In October, after Seattle Public Utilities selected PacifiClean as one of two composting contractors , the company sent out a press release that cited “Organic Soil Solutions, a private investment firm managed by J. Stephan Banchero, Jr,” as part of the “international team” behind the new composting company. Banchero is also president and CEO of Cedar Grove.
The release also referred to Cedar Grove as one of PacifiClean’s “expert consultants.”
What’s more, PacifiClean plans to use a critical piece of technology employed by Cedar Grove, namely a heavy fabric, called Gore, to cover the compost piles.
Yet, PacifiClean principal Jim Rivard says it is “totally erroneous” to equate his company with Cedar Grove. “I’ve never set foot on Cedar Grove property in my life,” he says. The main connection he says the two companies have is that Cedar Grove has agreed to serve as a backup in the case that PacifiClean’s facility is not ready in time.
Rivard allows, however, that Organic Soil Solutions—owned, he says, by “some of the owners of Cedar Grove”—maintains a 50 percent share in PacifiClean. The other 50 percent share is owned SRM Development, which is involved in real estate as well as composting and which is partially owned by Rivard. “We don’t need to front for Cedar Grove,” Rivard says, pointing out that among SRM’s projects is the expansion of the Google campus in Kirkland.
Whatever the exact connection, Cedar Grove’s history is playing a large role in the worries of Kittitas residents. Nelson points to a 2009 fire that arose at Cedar Grove’s Maple Valley site, caused by spontaneous combustion, according to company spokesperson Susan Thoman at the time. Contacted yesterday, Thoman said the fire was not related to composting, but to a wood pile stored at the site for biomass fuel production.

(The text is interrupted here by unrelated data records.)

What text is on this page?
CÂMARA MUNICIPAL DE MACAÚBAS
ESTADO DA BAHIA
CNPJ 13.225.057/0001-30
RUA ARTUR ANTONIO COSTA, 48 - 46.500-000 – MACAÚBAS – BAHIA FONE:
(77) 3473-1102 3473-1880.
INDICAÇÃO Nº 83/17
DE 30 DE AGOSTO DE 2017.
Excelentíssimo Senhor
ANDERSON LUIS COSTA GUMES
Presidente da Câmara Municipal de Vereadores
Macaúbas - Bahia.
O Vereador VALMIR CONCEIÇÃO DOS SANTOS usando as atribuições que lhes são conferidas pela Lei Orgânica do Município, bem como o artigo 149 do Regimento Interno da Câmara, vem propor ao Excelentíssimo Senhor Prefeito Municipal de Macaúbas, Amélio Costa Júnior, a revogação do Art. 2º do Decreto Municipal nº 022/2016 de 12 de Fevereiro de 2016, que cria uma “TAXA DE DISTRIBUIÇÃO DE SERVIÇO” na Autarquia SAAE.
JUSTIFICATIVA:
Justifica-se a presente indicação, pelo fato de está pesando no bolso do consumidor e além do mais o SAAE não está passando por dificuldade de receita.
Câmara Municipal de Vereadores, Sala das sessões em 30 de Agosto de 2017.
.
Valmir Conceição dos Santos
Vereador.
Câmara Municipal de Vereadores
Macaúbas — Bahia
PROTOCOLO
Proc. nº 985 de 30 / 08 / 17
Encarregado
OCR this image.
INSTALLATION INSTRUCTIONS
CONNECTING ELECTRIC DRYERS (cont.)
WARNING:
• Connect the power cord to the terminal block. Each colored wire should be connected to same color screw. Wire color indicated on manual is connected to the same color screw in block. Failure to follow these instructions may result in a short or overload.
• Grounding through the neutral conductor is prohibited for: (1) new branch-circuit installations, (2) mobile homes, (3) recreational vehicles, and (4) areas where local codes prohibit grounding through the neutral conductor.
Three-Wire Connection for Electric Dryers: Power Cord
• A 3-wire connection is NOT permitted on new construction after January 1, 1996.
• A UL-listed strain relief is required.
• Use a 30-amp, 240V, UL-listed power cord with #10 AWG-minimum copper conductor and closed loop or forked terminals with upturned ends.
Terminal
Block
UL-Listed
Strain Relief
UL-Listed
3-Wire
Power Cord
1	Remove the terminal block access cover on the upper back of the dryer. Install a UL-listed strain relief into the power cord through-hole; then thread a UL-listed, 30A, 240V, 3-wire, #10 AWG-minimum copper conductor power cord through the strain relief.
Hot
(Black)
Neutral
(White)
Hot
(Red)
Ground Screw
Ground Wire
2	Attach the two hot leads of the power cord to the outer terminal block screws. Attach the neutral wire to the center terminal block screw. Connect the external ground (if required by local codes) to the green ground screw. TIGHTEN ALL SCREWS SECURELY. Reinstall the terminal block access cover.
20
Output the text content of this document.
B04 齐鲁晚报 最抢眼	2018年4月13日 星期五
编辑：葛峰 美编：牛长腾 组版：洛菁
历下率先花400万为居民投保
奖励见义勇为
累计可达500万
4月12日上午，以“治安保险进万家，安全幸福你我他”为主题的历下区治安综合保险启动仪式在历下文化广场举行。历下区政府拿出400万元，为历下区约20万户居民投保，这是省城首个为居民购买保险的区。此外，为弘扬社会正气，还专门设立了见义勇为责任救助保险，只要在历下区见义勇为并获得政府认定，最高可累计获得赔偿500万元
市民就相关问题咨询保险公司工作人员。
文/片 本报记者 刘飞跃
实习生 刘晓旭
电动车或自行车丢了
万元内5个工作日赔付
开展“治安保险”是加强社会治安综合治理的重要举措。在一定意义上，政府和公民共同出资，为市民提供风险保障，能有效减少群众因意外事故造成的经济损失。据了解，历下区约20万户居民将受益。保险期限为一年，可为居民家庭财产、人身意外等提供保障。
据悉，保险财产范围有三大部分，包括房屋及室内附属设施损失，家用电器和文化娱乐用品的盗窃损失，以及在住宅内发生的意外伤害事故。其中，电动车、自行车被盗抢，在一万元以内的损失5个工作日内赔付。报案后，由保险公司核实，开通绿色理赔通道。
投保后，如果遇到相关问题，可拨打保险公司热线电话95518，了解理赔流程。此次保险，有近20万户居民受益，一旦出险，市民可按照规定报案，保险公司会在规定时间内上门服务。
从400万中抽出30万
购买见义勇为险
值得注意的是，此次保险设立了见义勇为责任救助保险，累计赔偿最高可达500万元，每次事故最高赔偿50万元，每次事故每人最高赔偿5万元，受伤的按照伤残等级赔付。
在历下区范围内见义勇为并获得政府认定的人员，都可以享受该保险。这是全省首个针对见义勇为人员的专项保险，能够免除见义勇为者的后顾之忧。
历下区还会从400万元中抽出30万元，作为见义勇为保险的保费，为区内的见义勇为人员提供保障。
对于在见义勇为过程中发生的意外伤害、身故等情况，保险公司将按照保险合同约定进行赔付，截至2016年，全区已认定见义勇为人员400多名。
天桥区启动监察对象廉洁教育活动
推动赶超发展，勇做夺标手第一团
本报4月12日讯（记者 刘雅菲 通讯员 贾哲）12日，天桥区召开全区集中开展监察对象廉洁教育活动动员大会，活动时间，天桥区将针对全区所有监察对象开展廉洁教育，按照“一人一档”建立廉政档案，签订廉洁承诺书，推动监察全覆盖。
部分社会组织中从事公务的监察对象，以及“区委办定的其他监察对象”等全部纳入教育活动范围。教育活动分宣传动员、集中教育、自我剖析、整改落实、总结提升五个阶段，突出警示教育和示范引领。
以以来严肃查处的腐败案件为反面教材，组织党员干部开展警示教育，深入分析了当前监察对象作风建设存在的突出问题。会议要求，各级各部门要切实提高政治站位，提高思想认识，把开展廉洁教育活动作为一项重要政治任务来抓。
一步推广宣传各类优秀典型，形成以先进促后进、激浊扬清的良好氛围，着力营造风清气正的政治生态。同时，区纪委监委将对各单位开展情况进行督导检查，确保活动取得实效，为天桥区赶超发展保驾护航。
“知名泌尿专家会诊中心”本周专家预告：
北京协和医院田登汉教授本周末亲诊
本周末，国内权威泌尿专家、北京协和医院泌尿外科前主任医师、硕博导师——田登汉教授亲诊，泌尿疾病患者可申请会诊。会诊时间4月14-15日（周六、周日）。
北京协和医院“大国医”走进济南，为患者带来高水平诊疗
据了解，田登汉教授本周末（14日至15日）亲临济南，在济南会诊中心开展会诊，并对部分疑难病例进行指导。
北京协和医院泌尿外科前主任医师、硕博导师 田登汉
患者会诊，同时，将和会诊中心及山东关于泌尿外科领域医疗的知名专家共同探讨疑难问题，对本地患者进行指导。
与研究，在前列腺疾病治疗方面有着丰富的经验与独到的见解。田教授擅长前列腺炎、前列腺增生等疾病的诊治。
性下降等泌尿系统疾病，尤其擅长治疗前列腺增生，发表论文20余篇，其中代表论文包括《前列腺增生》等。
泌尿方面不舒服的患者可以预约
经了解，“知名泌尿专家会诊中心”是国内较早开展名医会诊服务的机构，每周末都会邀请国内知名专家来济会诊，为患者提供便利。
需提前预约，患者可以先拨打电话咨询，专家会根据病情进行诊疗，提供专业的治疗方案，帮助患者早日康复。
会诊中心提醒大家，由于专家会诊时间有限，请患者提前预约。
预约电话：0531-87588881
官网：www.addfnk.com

Still, Nelson stresses that “all it would take is a spark” to start a wildfire in Kittitas County given the area’s high winds, which sometimes travel at 30 to 40 miles per hour. “All it would take is a spark” to start a wildfire in Kittitas County, he says.
Kittitas County has high winds, sometimes traveling at 30 to 40 miles per hour, Nelson points out. “All it would take is a spark” to start a wildfire in Kittitas Coutny, he says.
Then there’s the odor issue that has caused such a fuss at Cedar Grove’s locations. “I step outside every morning and take three deep breaths of wonderful mountain air,” says Nelson, a transplant from Seattle. “The prospect of putrid air would ruin my quality of life.”
Nelson says he’s happy with the inroads he’s made with Seattle’s city council, which on Monday voted to postpone a vote on a contract with PacifiClean. In the mean time, Nelson says, the council has agreed to work with his group, called Kittitas Clean, on ways of strengthening the contract to avoid the kinds of problems that have plagued Cedar Grove.